Recommendation: The list of VO Applications maintained on the (publicly
editable) Apps WG wiki pages serve as a place for Applications to be
visible for parties compiling collections of VO tools.
(14) Interoperable Security: Security and authentication is being
implemented in several new efforts. The Astrogrid (UK-VO) project has
built a sophisticated workflow system for asynchronous computations and
is adding authentication; a complementary project from the US NVO
project is exploring the idea of “graduated security” for giving
community access to high-performance computing.
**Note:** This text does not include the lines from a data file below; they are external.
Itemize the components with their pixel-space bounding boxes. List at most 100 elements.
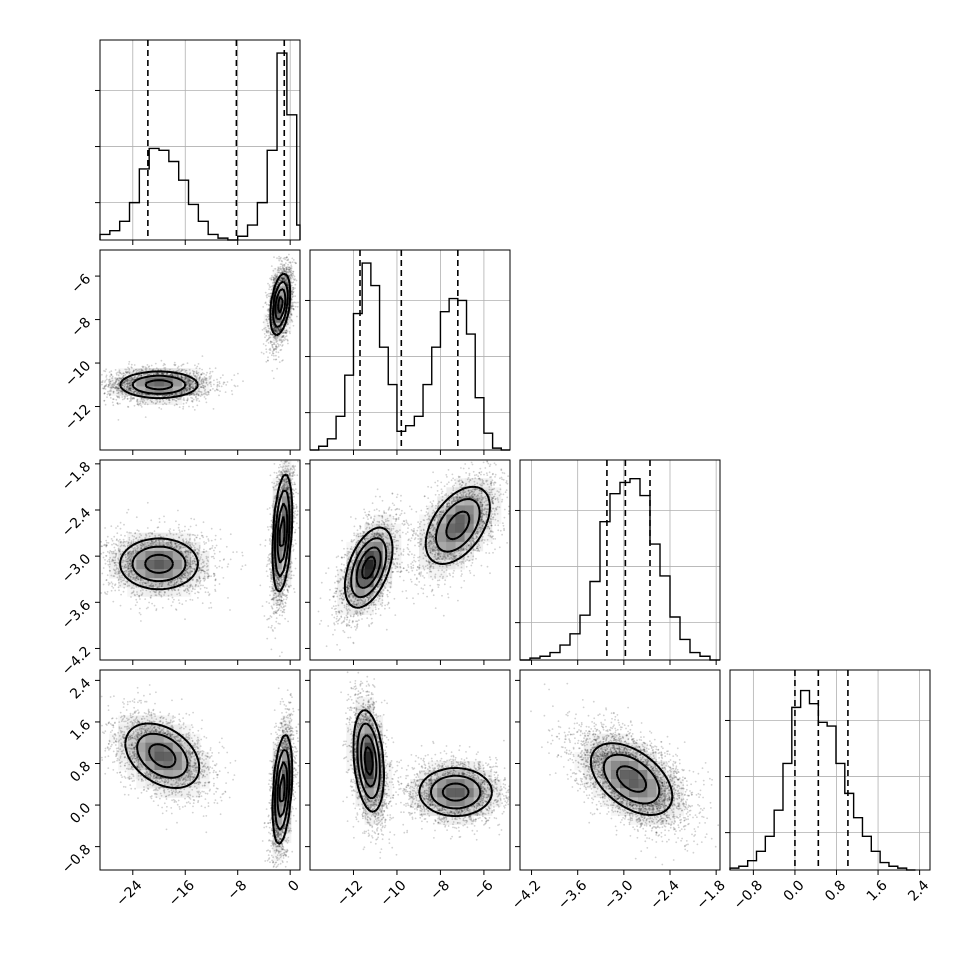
scatter-point [269,568,271,571]
scatter-point [272,589,275,592]
scatter-point [270,626,273,629]
density-bin [127,386,137,396]
scatter-point [161,582,163,585]
scatter-point [178,547,181,550]
scatter-point [130,555,132,558]
scatter-point [163,372,165,375]
scatter-point [135,586,138,588]
scatter-point [281,611,284,613]
scatter-point [189,525,192,528]
scatter-point [127,541,130,544]
scatter-point [206,391,209,393]
scatter-point [244,564,247,566]
density-bin [145,386,155,396]
density-bin [172,560,183,570]
scatter-point [165,534,168,536]
scatter-point [116,378,119,380]
scatter-point [113,542,115,545]
scatter-point [295,514,298,516]
scatter-point [168,401,171,404]
scatter-point [271,606,273,609]
scatter-point [109,556,112,559]
scatter-point [182,407,184,410]
scatter-point [289,577,292,580]
scatter-point [202,521,205,524]
density-bin [181,377,192,387]
scatter-point [120,534,122,536]
density-bin [200,377,210,387]
scatter-point [293,301,296,304]
scatter-point [196,375,198,378]
scatter-point [190,566,192,568]
scatter-point [278,330,280,332]
scatter-point [237,372,239,375]
scatter-point [181,580,184,583]
scatter-point [286,266,289,268]
scatter-point [196,392,198,394]
scatter-point [270,571,272,574]
scatter-point [287,585,290,588]
scatter-point [139,533,141,535]
scatter-point [143,546,146,548]
scatter-point [285,267,288,270]
scatter-point [206,559,209,561]
scatter-point [288,327,291,329]
scatter-point [116,532,119,535]
scatter-point [155,609,158,612]
scatter-point [100,381,103,383]
scatter-point [205,377,208,380]
scatter-point [204,385,206,387]
scatter-point [107,390,109,393]
scatter-point [109,550,112,552]
hist-frame-1 [309,249,511,451]
scatter-point [184,552,187,554]
scatter-point [209,602,212,604]
scatter-point [275,472,278,474]
scatter-point [272,503,274,505]
scatter-point [186,550,188,552]
scatter-point [284,258,286,261]
scatter-point [129,384,131,387]
scatter-point [188,388,191,391]
scatter-point [116,544,119,547]
scatter-point [163,594,165,596]
scatter-point [119,402,121,405]
scatter-point [181,603,184,606]
scatter-point [110,374,113,376]
scatter-point [126,511,128,514]
scatter-point [261,329,264,331]
scatter-point [148,365,151,368]
scatter-point [128,360,131,363]
scatter-point [116,388,118,390]
scatter-point [180,364,183,367]
scatter-point [273,358,275,361]
scatter-point [174,578,177,581]
scatter-point [292,288,295,290]
scatter-point [161,395,164,397]
scatter-point [271,369,274,372]
scatter-point [142,544,145,547]
scatter-point [128,531,131,534]
scatter-point [185,376,188,378]
scatter-point [128,553,131,555]
scatter-point [117,374,120,377]
scatter-point [112,550,115,553]
scatter-point [136,401,139,403]
scatter-point [148,544,150,547]
scatter-point [202,551,205,554]
scatter-point [194,560,196,563]
scatter-point [184,378,187,380]
scatter-point [189,384,191,387]
scatter-point [124,384,127,386]
scatter-point [275,484,278,487]
scatter-point [126,379,128,382]
scatter-point [115,527,117,529]
scatter-point [110,387,112,390]
scatter-point [268,352,271,354]
scatter-point [120,544,123,547]
scatter-point [130,387,133,390]
scatter-point [161,606,164,609]
scatter-point [291,471,294,474]
scatter-point [130,379,133,381]
scatter-point [279,490,282,493]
While the IVOA has a
mature Single-signon standard for security, using X.509 certificates,
there has been little discussion of which VO projects are issuing
certificates and the levels of authentication taking place, and which VO
projects will accept certificates from which other projects.
Recommendation: The Grid-Web Services WG should create a listing of
certificate authorities in the national projects, how to get a
certificate from each, what can be done with the certificate, and
compliance to accreditaton guidelines (eg PMA ).
Recommendation: VO organizations should encourage their users to obtain
certificates from PMA-accredited Certificate Authorities where possible,
or, failing this, from properly accredited certificate authorities
inside the VObs movement.
Recommendation: Service providers in the VO should be encouraged to
accept by default only certificates from PMA-accredited certificate
authorities and certificate authorities accredited within the VO
movement. They may choose also to accept "weak certificates" for cases
where the providers deem this to be sufficiently safe.
Recommendation: The IVOA should choose a set of guidelines for
VO-accredited certificate authorities, basing the guidelines on those
for the PMA-accredited authorities.
(15) Units: Most scientific quantities carry units, and data returned
from IVOA services should also carry explicit unit information when not
clear implicitly. Units should follow the IAU recommendation , and/or
the VOTable recommendation . When a user makes a query based on a
quantity, units can either be user-defined or fixed. In the former case,
the user has the freedom to express the quantity in arbitrary units (eg.
calories per square furlong per hour!), or an enumerated choice (eg.
Angstroms OR nanometers). In the case of fixed units, the data model of
the query is bound to specific units (eg all angles must be in decimal
degrees).
Recommendation: A study by the Data Model Working Group of how units are
used in IVOA views and services, where it would be appropriate to simply
fix the units, and where it is necessary to allow freedom of choice,
distinguishing between unit choice in the user interface and in the
back-end services. In the latter case, the report should also recommend
on how unit conversion is implemented: who is responsible and the nature
of the software.
(16) IVOA Newsletter
Recommendation: The global VO community would be well-served by an IVOA
newsletter, including announcements from national projects and working
groups, events, press coverage of VO issues, etc.